Ainda assim, durante a campanha, Milei tomou o lugar de principal recipiente dos votos de protesto ou oposição contra o atual governo. Boa parte do debate político na Argentina também foi pautado nos últimos meses pelas ideias radicais de Milei, sobrando pouco espaço para propostas de outros candidatos.

Milei empunhando uma motosserra em evento de campanha Foto: Natacha Pisarenko/AP Photo/picture alliance

Patricia Bullrich: conservadora linha-dura na segurança

Recebendo menos destaque que Massa e Milei na cobertura internacional da eleição argentina está Patricia Bullrich, de 67 anos. Ela é candidata da coalizão Juntos pela Mudança, a aliança política de Mauricio Macri.

Bullrich parecia inicialmente destinada a ser uma das principais beneficiárias da insatisfação popular contra o governo Fernández. Mas a ascensão do ultradireitista Milei acabou estagnando sua campanha. Também pesam contra ela os maus números da economia sob a presidência liberal de Macri (2015-2019), seu aliado e de quem serviu como ministra da Segurança.

Bullrich tem como uma das suas principais plataformas à repressão ao crime na Argentina. Apesar de ser considerada mais moderada que Milei, ela também recorreu a fórmulas populistas durante a disputa. Uma de suas peças de campanha prometeu a construção de um novo superpresídio para corruptos no país que seria batizado como "Unidade penal Dr. Cristina Fernández de Kirchner".

Essas propostas contrastam com uma parte do passado de Bullrich, cuja carreira política, assim como a de Massa, é marcada por reviravoltas. Nascida em uma família rica, Bullrich foi inicialmente membro da juventude peronista de extrema-esquerda e chegou a defender a luta armada nos anos 1970. Durante a ditadura argentina, ela chegou a se exilar no Brasil e posteriormente morou na Espanha.

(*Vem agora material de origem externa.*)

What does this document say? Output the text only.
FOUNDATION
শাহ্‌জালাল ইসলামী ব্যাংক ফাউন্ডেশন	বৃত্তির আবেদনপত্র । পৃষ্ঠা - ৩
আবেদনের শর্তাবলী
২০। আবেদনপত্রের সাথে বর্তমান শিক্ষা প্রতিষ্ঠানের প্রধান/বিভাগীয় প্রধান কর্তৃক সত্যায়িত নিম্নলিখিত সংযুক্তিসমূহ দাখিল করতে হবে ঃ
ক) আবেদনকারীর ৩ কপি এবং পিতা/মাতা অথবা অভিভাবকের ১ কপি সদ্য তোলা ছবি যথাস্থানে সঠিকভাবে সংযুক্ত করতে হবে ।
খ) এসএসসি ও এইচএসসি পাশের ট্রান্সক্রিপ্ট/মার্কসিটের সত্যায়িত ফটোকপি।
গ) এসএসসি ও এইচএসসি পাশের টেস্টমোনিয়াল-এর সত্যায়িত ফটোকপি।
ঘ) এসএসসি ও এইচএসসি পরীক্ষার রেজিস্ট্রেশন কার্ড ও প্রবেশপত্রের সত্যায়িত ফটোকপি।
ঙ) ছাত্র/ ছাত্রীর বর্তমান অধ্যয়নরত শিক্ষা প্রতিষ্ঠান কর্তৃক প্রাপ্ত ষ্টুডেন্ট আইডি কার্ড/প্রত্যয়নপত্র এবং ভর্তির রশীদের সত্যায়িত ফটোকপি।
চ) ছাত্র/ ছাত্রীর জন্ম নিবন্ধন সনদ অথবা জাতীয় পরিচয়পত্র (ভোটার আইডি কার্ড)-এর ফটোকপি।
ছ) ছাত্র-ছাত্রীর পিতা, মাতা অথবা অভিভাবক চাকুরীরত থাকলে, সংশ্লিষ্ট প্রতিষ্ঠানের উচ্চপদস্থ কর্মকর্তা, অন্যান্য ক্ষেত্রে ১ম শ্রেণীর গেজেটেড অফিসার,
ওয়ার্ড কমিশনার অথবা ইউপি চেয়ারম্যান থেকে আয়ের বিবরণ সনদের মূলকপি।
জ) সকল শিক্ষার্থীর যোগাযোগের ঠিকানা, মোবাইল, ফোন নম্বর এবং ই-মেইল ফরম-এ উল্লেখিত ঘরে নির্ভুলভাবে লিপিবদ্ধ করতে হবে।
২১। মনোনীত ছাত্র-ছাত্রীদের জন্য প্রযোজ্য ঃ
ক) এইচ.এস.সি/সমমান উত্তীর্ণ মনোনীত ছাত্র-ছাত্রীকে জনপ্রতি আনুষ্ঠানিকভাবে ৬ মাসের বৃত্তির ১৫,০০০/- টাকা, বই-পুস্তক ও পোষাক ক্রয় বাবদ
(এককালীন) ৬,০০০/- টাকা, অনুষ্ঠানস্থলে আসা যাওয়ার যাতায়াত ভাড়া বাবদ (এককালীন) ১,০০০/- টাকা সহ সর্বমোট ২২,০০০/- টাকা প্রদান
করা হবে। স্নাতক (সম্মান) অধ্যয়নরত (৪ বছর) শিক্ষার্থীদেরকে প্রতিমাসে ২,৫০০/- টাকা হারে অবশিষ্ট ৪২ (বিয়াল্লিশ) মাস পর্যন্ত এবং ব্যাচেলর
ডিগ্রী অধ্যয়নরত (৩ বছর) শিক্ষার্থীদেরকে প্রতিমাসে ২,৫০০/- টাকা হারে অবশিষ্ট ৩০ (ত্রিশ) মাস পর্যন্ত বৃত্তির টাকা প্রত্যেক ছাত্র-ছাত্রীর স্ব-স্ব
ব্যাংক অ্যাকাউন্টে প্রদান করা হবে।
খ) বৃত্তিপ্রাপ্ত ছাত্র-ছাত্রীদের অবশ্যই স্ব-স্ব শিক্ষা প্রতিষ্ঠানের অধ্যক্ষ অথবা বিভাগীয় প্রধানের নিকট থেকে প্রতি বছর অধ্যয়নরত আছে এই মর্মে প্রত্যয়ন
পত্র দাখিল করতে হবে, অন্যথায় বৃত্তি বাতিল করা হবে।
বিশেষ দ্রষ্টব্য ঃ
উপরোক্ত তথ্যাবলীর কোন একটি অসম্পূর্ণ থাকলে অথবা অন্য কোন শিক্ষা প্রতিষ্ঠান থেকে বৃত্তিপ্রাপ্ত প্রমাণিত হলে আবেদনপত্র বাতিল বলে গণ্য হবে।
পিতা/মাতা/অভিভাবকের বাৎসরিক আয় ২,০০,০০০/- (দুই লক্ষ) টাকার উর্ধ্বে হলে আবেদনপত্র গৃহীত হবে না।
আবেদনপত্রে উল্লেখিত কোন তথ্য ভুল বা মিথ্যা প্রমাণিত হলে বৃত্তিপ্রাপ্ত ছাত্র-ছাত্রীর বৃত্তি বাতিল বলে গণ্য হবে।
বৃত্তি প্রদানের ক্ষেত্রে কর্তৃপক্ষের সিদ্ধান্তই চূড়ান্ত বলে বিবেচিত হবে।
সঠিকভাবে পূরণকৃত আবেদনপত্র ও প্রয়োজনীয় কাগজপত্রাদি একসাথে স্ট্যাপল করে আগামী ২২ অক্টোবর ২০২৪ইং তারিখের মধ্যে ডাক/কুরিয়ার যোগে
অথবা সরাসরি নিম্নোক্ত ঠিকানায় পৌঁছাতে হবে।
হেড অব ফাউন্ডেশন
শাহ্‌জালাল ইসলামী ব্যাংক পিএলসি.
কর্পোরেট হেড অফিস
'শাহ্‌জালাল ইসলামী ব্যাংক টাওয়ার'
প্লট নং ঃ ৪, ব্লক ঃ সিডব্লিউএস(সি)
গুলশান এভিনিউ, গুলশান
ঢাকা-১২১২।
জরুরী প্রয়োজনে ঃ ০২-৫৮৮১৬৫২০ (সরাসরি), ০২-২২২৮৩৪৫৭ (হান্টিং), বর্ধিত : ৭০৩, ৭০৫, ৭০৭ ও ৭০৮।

Esse passado foi usado por Javier Milei na campanha, que chegou a acusar a rival de "terrorismo" por Bullrich ter participado em ações de guerrilha.

Patricia Bullrich tenta ser alternativa conservadora no pleito Foto: Tomas F. Cuesta/AP/picture alliance

Nos anos 1990, já de volta à Argentina, ela se desiludiu com o peronismo durante a era Menem e passou a se aproximar do conservadorismo, especialmente em temas de segurança pública, ocupando pela primeira vez o ministério da Segurança durante o malfadado governo Fernando de la Rúa (1999-2001), que caiu em meio a uma desastrosa gestão da economia.

Entre as propostas de campanha de Bullrich, além da repressão ao crime – ela promete envolver as Forças Armadas na segurança pública e diminuir a maioridade penal para 14 anos –, está a defesa do aumento do uso oficial do dólar, mas sem a dolarização total da economia defendida por Milei. Para o combate à inflação, ela propõe garantir a independência do Banco Central e promover uma reforma do Estado para reduzir gastos.